I have heard about many complaints about the old table insertion behavior. Blindly casting everything will leak the user mistake to a late stage of the data pipeline, and make it very hard to debug. When a user writes string values to an int column, it's probably a mistake and the columns are misordered in the INSERT statement. We should fail the query earlier and ask users to fix the mistake.

In the meanwhile, I agree that the new table insertion behavior we introduced for Data Source V2 is too strict. It may fail valid queries unexpectedly.

In general, I support the direction of following the ANSI SQL standard. But I'd like to do it with 2 steps:
1. only add cast when the assignment rule is satisfied. This should be the default behavior and we should provide a legacy config to restore to the old behavior.
2. fail the cast operation at runtime if overflow happens. AFAIK Marco Gaido is working on it already. This will have a config as well and by default we still return null.

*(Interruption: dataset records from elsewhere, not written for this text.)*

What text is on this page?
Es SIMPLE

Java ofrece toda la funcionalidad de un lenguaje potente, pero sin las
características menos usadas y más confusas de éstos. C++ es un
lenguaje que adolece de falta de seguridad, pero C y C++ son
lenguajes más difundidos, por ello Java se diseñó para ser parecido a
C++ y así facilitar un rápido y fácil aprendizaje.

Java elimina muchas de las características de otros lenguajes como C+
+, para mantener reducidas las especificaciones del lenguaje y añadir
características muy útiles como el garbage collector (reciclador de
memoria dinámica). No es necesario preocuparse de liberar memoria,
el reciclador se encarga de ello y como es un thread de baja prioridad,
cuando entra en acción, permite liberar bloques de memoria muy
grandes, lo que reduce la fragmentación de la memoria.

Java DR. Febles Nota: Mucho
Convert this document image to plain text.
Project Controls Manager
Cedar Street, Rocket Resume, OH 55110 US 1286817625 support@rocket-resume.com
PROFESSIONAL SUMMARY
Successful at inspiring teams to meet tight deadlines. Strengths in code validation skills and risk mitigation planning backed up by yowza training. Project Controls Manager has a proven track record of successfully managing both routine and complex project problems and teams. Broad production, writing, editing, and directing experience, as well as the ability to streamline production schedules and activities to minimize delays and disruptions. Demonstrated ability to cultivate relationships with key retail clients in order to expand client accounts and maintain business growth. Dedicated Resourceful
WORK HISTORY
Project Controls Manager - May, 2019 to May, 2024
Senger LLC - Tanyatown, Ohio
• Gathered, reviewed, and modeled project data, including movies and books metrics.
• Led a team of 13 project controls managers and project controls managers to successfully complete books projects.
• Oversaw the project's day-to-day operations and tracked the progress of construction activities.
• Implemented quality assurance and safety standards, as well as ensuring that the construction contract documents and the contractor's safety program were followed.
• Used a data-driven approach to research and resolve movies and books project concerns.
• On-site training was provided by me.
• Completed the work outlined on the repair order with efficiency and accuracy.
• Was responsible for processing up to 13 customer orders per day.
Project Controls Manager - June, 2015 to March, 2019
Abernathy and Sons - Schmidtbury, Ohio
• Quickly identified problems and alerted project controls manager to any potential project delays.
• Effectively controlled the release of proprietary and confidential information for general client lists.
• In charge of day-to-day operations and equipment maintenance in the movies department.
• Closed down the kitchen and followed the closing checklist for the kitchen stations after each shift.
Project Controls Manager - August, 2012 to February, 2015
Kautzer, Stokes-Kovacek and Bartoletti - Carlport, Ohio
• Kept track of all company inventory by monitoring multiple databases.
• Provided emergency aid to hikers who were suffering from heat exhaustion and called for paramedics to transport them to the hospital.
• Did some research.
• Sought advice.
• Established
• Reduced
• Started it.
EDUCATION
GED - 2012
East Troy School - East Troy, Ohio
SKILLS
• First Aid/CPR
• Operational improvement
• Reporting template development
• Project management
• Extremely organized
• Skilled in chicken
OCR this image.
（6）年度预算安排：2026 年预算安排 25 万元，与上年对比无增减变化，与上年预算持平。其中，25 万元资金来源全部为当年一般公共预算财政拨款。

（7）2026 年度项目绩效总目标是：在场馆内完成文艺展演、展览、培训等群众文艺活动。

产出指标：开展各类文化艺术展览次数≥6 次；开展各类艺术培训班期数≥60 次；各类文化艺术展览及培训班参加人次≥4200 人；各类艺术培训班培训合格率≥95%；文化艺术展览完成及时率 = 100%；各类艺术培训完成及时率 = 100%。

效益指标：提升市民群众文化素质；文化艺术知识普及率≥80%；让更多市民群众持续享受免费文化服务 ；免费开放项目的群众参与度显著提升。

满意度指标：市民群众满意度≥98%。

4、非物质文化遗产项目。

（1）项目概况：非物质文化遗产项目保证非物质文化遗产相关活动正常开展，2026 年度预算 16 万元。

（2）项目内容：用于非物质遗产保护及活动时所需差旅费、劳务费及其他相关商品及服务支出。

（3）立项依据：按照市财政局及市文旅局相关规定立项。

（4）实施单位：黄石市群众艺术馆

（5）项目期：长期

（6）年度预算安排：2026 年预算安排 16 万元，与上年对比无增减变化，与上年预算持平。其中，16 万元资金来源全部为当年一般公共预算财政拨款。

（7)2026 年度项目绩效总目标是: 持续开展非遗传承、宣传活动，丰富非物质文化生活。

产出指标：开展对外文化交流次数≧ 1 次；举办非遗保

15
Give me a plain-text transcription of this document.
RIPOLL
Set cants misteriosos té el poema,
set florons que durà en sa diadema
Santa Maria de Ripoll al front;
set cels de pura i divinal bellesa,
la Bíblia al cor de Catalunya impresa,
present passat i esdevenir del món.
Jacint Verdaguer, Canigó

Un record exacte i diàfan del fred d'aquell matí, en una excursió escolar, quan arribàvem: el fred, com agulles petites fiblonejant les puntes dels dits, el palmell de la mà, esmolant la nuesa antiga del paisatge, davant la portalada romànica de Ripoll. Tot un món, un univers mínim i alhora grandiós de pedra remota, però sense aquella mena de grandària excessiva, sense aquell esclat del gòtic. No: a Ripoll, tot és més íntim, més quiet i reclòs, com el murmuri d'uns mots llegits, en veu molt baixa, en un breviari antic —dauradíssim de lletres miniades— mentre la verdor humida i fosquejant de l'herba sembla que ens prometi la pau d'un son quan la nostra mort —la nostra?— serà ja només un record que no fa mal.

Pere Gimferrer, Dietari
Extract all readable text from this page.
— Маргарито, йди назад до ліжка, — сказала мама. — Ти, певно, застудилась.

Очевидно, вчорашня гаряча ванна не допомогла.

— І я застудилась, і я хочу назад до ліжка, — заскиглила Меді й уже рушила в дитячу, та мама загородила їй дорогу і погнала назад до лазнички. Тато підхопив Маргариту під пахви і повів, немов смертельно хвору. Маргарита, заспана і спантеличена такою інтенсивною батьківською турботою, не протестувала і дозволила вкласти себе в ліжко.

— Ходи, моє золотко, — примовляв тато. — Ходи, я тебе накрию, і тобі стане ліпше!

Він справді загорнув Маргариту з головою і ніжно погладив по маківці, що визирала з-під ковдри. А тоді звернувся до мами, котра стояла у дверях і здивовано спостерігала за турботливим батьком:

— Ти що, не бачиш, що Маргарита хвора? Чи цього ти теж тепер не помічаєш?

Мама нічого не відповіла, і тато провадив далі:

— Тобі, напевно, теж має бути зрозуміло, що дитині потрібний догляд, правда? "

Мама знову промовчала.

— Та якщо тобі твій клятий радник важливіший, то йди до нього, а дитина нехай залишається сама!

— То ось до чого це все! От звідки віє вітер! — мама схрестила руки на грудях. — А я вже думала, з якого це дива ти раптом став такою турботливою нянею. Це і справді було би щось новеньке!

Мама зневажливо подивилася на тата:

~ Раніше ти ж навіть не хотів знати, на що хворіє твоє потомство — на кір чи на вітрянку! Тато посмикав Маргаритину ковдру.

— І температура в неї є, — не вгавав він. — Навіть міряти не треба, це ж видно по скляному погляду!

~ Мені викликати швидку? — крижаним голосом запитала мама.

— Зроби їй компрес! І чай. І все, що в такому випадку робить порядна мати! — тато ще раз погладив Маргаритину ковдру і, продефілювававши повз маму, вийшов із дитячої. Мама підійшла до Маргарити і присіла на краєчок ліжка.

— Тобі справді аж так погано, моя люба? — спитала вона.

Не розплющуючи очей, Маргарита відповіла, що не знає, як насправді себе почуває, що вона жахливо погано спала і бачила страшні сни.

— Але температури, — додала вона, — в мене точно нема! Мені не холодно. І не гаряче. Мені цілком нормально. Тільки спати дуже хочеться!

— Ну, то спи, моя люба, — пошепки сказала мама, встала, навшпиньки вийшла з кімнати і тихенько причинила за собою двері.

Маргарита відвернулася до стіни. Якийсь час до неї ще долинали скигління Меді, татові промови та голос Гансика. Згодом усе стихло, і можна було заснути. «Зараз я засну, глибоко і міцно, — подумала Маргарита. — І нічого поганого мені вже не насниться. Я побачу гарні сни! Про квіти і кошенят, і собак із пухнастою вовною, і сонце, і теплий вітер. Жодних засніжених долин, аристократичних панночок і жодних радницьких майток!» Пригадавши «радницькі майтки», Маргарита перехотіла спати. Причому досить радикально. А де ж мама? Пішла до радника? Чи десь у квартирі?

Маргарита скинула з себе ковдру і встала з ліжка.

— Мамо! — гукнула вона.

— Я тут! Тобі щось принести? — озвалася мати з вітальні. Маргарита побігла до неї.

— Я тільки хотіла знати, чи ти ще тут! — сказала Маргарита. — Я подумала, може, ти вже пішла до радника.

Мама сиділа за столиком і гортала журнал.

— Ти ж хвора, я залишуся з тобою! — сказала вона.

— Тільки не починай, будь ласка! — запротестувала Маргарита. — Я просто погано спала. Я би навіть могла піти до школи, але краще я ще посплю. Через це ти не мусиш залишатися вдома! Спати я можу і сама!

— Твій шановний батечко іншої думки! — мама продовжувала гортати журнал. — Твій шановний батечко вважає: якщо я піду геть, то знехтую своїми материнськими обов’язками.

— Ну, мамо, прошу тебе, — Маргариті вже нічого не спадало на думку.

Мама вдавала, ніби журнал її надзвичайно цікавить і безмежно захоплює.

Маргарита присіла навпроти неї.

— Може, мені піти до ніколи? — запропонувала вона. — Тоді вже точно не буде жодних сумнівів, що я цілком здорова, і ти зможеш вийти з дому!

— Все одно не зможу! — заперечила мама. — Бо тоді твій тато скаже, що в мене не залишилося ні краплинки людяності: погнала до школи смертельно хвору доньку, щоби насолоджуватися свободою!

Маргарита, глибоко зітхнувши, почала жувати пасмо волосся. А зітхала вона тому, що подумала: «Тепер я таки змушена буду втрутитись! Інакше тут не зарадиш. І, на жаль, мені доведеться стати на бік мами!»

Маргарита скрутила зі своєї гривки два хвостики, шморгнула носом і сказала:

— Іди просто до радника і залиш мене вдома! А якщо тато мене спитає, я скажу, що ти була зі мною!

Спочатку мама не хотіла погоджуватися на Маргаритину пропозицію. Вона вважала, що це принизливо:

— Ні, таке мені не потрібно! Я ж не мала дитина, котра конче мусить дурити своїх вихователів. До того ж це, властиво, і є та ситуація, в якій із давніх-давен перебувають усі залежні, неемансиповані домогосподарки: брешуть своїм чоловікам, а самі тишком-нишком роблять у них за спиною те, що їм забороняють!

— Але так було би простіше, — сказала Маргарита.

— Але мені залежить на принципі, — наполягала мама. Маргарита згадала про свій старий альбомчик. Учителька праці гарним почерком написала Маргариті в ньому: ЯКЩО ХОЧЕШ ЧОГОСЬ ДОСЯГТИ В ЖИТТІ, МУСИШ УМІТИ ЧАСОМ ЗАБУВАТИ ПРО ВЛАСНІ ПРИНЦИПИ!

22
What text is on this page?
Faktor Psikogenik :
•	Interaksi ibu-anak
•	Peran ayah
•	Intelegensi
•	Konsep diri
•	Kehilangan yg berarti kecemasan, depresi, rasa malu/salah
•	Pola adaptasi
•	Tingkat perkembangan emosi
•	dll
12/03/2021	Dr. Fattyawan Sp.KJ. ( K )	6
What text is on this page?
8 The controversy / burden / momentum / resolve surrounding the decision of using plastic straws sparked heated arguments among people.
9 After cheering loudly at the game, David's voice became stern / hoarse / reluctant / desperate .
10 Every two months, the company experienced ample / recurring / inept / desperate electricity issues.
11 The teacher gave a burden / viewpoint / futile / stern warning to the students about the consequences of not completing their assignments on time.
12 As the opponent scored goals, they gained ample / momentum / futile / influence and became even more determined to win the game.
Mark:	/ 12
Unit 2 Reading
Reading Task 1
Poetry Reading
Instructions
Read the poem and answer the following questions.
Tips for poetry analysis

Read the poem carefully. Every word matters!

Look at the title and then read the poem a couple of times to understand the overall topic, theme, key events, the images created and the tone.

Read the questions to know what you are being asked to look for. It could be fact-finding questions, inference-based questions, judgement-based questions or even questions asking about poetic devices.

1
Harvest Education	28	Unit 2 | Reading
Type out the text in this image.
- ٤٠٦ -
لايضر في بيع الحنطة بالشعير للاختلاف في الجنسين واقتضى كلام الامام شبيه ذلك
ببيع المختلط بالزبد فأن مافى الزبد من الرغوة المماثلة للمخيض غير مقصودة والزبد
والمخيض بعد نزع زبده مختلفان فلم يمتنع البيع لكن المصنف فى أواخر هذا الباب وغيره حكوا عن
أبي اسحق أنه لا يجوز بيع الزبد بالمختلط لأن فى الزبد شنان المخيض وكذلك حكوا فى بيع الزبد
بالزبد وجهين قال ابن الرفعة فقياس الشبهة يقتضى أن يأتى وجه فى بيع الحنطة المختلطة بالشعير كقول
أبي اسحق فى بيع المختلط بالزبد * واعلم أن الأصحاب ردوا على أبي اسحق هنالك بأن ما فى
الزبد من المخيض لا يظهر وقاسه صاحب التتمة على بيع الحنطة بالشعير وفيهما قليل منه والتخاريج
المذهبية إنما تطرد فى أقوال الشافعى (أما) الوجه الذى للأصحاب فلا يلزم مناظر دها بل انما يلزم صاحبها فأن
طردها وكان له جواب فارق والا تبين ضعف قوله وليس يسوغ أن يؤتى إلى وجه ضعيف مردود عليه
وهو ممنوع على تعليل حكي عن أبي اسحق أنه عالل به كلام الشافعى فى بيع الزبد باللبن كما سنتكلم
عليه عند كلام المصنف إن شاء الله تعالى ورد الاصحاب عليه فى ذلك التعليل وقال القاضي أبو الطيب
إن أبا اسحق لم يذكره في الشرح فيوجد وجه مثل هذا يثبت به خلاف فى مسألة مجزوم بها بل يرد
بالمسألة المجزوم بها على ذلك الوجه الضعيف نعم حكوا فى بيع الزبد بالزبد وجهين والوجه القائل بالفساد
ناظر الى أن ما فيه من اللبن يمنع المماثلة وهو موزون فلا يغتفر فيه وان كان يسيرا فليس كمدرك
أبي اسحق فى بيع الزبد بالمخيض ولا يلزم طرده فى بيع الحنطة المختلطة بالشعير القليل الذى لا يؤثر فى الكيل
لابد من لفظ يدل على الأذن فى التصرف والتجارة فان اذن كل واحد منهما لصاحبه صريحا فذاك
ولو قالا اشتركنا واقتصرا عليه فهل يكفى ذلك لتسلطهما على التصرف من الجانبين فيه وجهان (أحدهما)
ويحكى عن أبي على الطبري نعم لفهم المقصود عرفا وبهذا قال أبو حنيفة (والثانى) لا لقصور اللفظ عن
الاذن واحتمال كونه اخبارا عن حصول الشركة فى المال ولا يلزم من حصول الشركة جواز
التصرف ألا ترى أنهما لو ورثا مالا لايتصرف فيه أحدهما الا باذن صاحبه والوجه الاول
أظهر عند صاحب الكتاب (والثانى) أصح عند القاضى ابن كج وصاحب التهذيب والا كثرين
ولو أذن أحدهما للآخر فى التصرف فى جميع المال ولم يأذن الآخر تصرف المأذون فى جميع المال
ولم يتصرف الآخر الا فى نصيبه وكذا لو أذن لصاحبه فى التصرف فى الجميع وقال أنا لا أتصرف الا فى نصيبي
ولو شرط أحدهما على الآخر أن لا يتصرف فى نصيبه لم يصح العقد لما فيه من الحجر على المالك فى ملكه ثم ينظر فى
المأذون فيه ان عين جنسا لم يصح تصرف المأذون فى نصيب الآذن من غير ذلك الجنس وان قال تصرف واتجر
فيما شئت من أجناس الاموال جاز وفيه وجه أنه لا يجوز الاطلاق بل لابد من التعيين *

After doing this, the default behavior will be slightly different from the SQL standard (cast can return null), and users can turn on the ANSI mode to fully follow the SQL standard. This is much better than before and should prevent a lot of user mistakes. It's also a reasonable choice to me to not throw exceptions at runtime by default, as it's usually bad for long-running jobs.


On Thu, Jul 25, 2019 at 11:37 PM Gengliang Wang <gengliang.wang@databricks.com> wrote:
Hi everyone,

I would like to discuss the table insertion behavior of Spark. In the current data source V2, only UpCast is allowed for table insertion. I think following ANSI SQL is a better idea.
For more information, please read the Discuss: Follow ANSI SQL on table insertion
Please let me know if you have any thoughts on this.